BAKY ÉCRIT – Retiré des terrains depuis l’été 2021, Bakary Meité profite de sa liberté retrouvée pour poser un regard libre, décalé et forcément engagé sur l’actualité du rugby. Aujourd’hui, il nous transporte en Afrique, où quatre nations préparent le Tournoi final de qualification à la Coupe du monde. Et comment elles constituent leur squad, à la recherche de leur diaspora en France…
En juillet prochain, les meilleures nations africaines s’affronteront sous le soleil de Provence pour la suprématie continentale et surtout pour un billet inestimable pour la prochaine Coupe du monde qui aura lieu en 2023 en France. Dans la poule de cette dernière !
Les quatre pays francophones – le Sénégal, l’Algérie, la Côte d’Ivoire et le Burkina Faso – se sont donc mis en ordre de bataille pour se préparer du mieux possible. Pour cela, il ne faut pas mettre la charrue avant les bœufs. Et, donc, commencer par le commencement : la composition de leur squad respectif.
Chaque pays s’est donc lancé dans la recherche de joueurs ayant une ascendance qui lui permettrait de revêtir le maillot de l’équipe nationale concernée.
Prenons le cas de la Côte d’Ivoire, non pas par chauvinisme exacerbé mais plutôt parce que c’est le cas que je connais le mieux.
James Zié, ancien joueur international qui fait désormais partie du staff technique, utilise entre autres une démarche pour le moins atypique. Il consulte régulièrement le site de la FFR. Il plonge dans l’onglet compétition et parcours les divisions et les effectifs à la recherche de patronymes à consonance africaine. Si cette méthode peut prêter à sourire, elle ne s’en révèle pas moins efficace. Il a déjà réussi à identifier une demi-douzaine de joueurs qui évoluent de la Fédérale 2 à la catégorie espoirs.
Le bouche à oreille aussi tourne à plein régime.
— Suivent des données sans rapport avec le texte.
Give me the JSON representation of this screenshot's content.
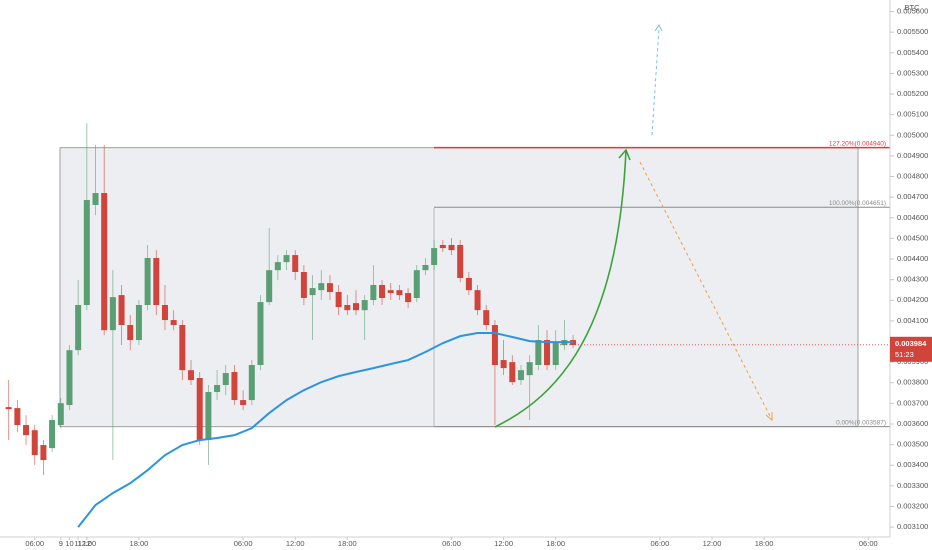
{
  "chart_data": {
    "type": "candlestick",
    "symbol": "BTC",
    "x": [
      3,
      4,
      5,
      6,
      7,
      8,
      9,
      10,
      11,
      12,
      13,
      14,
      15,
      16,
      17,
      18,
      19,
      20,
      21,
      22,
      23,
      24,
      25,
      26,
      27,
      28,
      29,
      30,
      31,
      32,
      33,
      34,
      35,
      36,
      37,
      38,
      39,
      40,
      41,
      42,
      43,
      44,
      45,
      46,
      47,
      48,
      49,
      50,
      51,
      52,
      53,
      54,
      55,
      56,
      57,
      58,
      59,
      60,
      61,
      62,
      63,
      64,
      65,
      66,
      67,
      68
    ],
    "open": [
      0.003682,
      0.003677,
      0.003595,
      0.00357,
      0.003498,
      0.003483,
      0.003595,
      0.003692,
      0.003958,
      0.004177,
      0.004662,
      0.00472,
      0.004055,
      0.004225,
      0.00408,
      0.004007,
      0.004177,
      0.004405,
      0.004177,
      0.004104,
      0.00408,
      0.003861,
      0.003823,
      0.003522,
      0.003755,
      0.003789,
      0.003852,
      0.003716,
      0.003716,
      0.003886,
      0.004191,
      0.004346,
      0.004385,
      0.004419,
      0.004337,
      0.004225,
      0.004249,
      0.004283,
      0.00424,
      0.004177,
      0.004186,
      0.004152,
      0.004201,
      0.004274,
      0.004249,
      0.004249,
      0.004235,
      0.004211,
      0.004346,
      0.004371,
      0.004468,
      0.004468,
      0.004468,
      0.004308,
      0.004249,
      0.004152,
      0.00408,
      0.00391,
      0.0039,
      0.003813,
      0.003837,
      0.003886,
      0.004007,
      0.003886,
      0.003983,
      0.004007
    ],
    "high": [
      0.003813,
      0.003716,
      0.003643,
      0.003595,
      0.003522,
      0.003643,
      0.003726,
      0.003983,
      0.004298,
      0.005059,
      0.004953,
      0.004953,
      0.004346,
      0.004274,
      0.004128,
      0.004201,
      0.004468,
      0.004443,
      0.004274,
      0.004152,
      0.004104,
      0.00391,
      0.003852,
      0.003789,
      0.003861,
      0.003886,
      0.003886,
      0.003764,
      0.00391,
      0.004225,
      0.00455,
      0.004419,
      0.004443,
      0.004443,
      0.004371,
      0.004322,
      0.004346,
      0.004322,
      0.004274,
      0.004225,
      0.004249,
      0.004225,
      0.004371,
      0.004298,
      0.004283,
      0.004274,
      0.004259,
      0.004371,
      0.004405,
      0.004492,
      0.004492,
      0.004502,
      0.004492,
      0.004337,
      0.004274,
      0.004177,
      0.004104,
      0.004007,
      0.003934,
      0.003886,
      0.003934,
      0.00408,
      0.004055,
      0.004055,
      0.004104,
      0.004031
    ],
    "low": [
      0.003522,
      0.003561,
      0.003498,
      0.003401,
      0.003352,
      0.003464,
      0.00358,
      0.003667,
      0.003934,
      0.004152,
      0.004613,
      0.004031,
      0.003425,
      0.003983,
      0.003958,
      0.003983,
      0.004152,
      0.004128,
      0.004055,
      0.004055,
      0.003813,
      0.003789,
      0.003498,
      0.003401,
      0.003716,
      0.00374,
      0.003692,
      0.003667,
      0.003692,
      0.003861,
      0.004177,
      0.004298,
      0.004346,
      0.004298,
      0.004177,
      0.004007,
      0.004201,
      0.004201,
      0.004128,
      0.004128,
      0.004128,
      0.004007,
      0.004177,
      0.004177,
      0.004201,
      0.004201,
      0.004162,
      0.004191,
      0.004322,
      0.004346,
      0.004434,
      0.004419,
      0.004288,
      0.004225,
      0.004128,
      0.004055,
      0.003595,
      0.003837,
      0.003789,
      0.003789,
      0.003619,
      0.003861,
      0.003861,
      0.003861,
      0.003958,
      0.003968
    ],
    "close": [
      0.003672,
      0.003595,
      0.003546,
      0.003449,
      0.003425,
      0.003619,
      0.003701,
      0.003958,
      0.004177,
      0.004686,
      0.00472,
      0.004055,
      0.004215,
      0.00408,
      0.004007,
      0.004177,
      0.004405,
      0.004177,
      0.004104,
      0.00408,
      0.003861,
      0.003813,
      0.003522,
      0.003755,
      0.003789,
      0.003847,
      0.003716,
      0.003692,
      0.003886,
      0.004191,
      0.004346,
      0.004385,
      0.004419,
      0.004337,
      0.004211,
      0.004259,
      0.004283,
      0.00424,
      0.004167,
      0.004152,
      0.004152,
      0.004201,
      0.004274,
      0.004211,
      0.004235,
      0.004225,
      0.004191,
      0.004346,
      0.004371,
      0.004453,
      0.004453,
      0.004443,
      0.004308,
      0.004249,
      0.004152,
      0.00408,
      0.003886,
      0.003871,
      0.003803,
      0.003861,
      0.0039,
      0.004007,
      0.003886,
      0.003997,
      0.004007,
      0.003983
    ],
    "up_color": "#5a9e74",
    "down_color": "#d1443c",
    "overlay": {
      "color": "#2b95e0",
      "x": [
        11,
        13,
        15,
        17,
        19,
        21,
        23,
        25,
        27,
        29,
        31,
        33,
        35,
        37,
        39,
        41,
        43,
        45,
        47,
        49,
        51,
        53,
        55,
        57,
        59,
        61,
        63,
        65,
        67,
        68
      ],
      "values": [
        0.0031,
        0.003207,
        0.003265,
        0.003313,
        0.003376,
        0.003449,
        0.003498,
        0.003522,
        0.003532,
        0.003546,
        0.00358,
        0.003653,
        0.003716,
        0.003764,
        0.003803,
        0.003832,
        0.003852,
        0.003871,
        0.003891,
        0.00391,
        0.003949,
        0.003992,
        0.004026,
        0.004041,
        0.004041,
        0.004022,
        0.004002,
        0.003997,
        0.003997,
        0.003997
      ]
    },
    "levels": [
      {
        "label": "0.00%(0.003587)",
        "value": 0.003587,
        "color": "#8a8a8a"
      },
      {
        "label": "100.00%(0.004651)",
        "value": 0.004651,
        "color": "#8a8a8a"
      },
      {
        "label": "127.20%(0.004940)",
        "value": 0.00494,
        "color": "#e0393e"
      }
    ],
    "last_price": {
      "value": 0.003984,
      "label": "0.003984",
      "countdown": "51:23",
      "color": "#d1443c"
    },
    "xlim": [
      2,
      104.5
    ],
    "ylim": [
      0.003052,
      0.005656
    ],
    "grid": false,
    "xticks": [
      {
        "value": 6,
        "label": "06:00"
      },
      {
        "value": 12,
        "label": "12:00"
      },
      {
        "value": 18,
        "label": "18:00"
      },
      9,
      {
        "value": 30,
        "label": "06:00"
      },
      {
        "value": 36,
        "label": "12:00"
      },
      {
        "value": 42,
        "label": "18:00"
      },
      10,
      {
        "value": 54,
        "label": "06:00"
      },
      {
        "value": 60,
        "label": "12:00"
      },
      {
        "value": 66,
        "label": "18:00"
      },
      11,
      {
        "value": 78,
        "label": "06:00"
      },
      {
        "value": 84,
        "label": "12:00"
      },
      {
        "value": 90,
        "label": "18:00"
      },
      12,
      {
        "value": 102,
        "label": "06:00"
      }
    ],
    "yticks": [
      {
        "value": 0.0031,
        "label": "0.003100"
      },
      {
        "value": 0.0032,
        "label": "0.003200"
      },
      {
        "value": 0.0033,
        "label": "0.003300"
      },
      {
        "value": 0.0034,
        "label": "0.003400"
      },
      {
        "value": 0.0035,
        "label": "0.003500"
      },
      {
        "value": 0.0036,
        "label": "0.003600"
      },
      {
        "value": 0.0037,
        "label": "0.003700"
      },
      {
        "value": 0.0038,
        "label": "0.003800"
      },
      {
        "value": 0.0039,
        "label": "0.003900"
      },
      {
        "value": 0.004,
        "label": "0.004000"
      },
      {
        "value": 0.0041,
        "label": "0.004100"
      },
      {
        "value": 0.0042,
        "label": "0.004200"
      },
      {
        "value": 0.0043,
        "label": "0.004300"
      },
      {
        "value": 0.0044,
        "label": "0.004400"
      },
      {
        "value": 0.0045,
        "label": "0.004500"
      },
      {
        "value": 0.0046,
        "label": "0.004600"
      },
      {
        "value": 0.0047,
        "label": "0.004700"
      },
      {
        "value": 0.0048,
        "label": "0.004800"
      },
      {
        "value": 0.0049,
        "label": "0.004900"
      },
      {
        "value": 0.005,
        "label": "0.005000"
      },
      {
        "value": 0.0051,
        "label": "0.005100"
      },
      {
        "value": 0.0052,
        "label": "0.005200"
      },
      {
        "value": 0.0053,
        "label": "0.005300"
      },
      {
        "value": 0.0054,
        "label": "0.005400"
      },
      {
        "value": 0.0055,
        "label": "0.005500"
      },
      {
        "value": 0.0056,
        "label": "0.005600"
      }
    ]
  }
}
Les joueurs qui ont déjà eu les honneurs de la sélection sont les meilleurs VRP de la fédération. Ils vendent une ambiance exceptionnelle, qui est sans commune mesure avec celle du club. Le drapeau, l’hymne nationale et tout le toutim.
Il y a aussi ceux qu’on pourrait appeler les « faux-amis », mais qui sont en réalité de vrais frères. J’entends par là les joueurs ivoiriens qui n’ont pas de noms à consonance africaine.
Intéressons-nous au cas du pilier gauche international ivoirien Quentin Poupeau. Le capitaine de Saint-Médard-en-Jalles est au moins aussi ivoirien que moi, bien qu’il soit blanc et qu’il n’ait passé que quelques jours après sa naissance en Côte d’Ivoire. Juste le temps de sortir de la maternité abidjanaise avant de rallier la Gironde. Le droit du sol prévalant dans le droit ivoirien, la nationalité lui a été conférée de facto. Et quand il apprit dans un premier temps que sa Côte d’Ivoire natale jouait au rugby et qu’en plus, il était légitime pour pousser dans le pack des pachydermes, il se manifesta timidement.
L’histoire retiendra que Quentin appréhenda énormément son retour sur le sol ivoirien plus de 20 ans plus tard, allant même jusqu’à vouloir prétexter une quelconque maladie pour ne pas retourner sur la terre qui l’a vu naître. La peur de l’inconnu. Seulement voilà, dans l’ancienne colonie française, l’hospitalité n’est pas un vain mot. Un accueil mémorable lui fût réservé. Aujourd’hui, Quentin ne regrette pas son choix et languit chaque année de pouvoir rejouer avec le maillot des éléphants.
La couverture médiatique aussi y fait. Et la compétition dont on parle là risque d’être énormément suivie par les médias français, proximité géographique oblige. Cela pourrait aiguiser l’appétit de certains joueurs réticents de prime abord. La perspective de jouer une coupe du monde devrait pourtant se suffire à elle-même.
C’est tout le mal qu’on souhaite à toutes ces nations. L’heureux élu que les commentateurs ne se priveront pas d’affubler de l’épithète « exotique », aura fort à faire pour représenter dignement le berceau de l’humanité lors de la grand-messe du rugby mondial.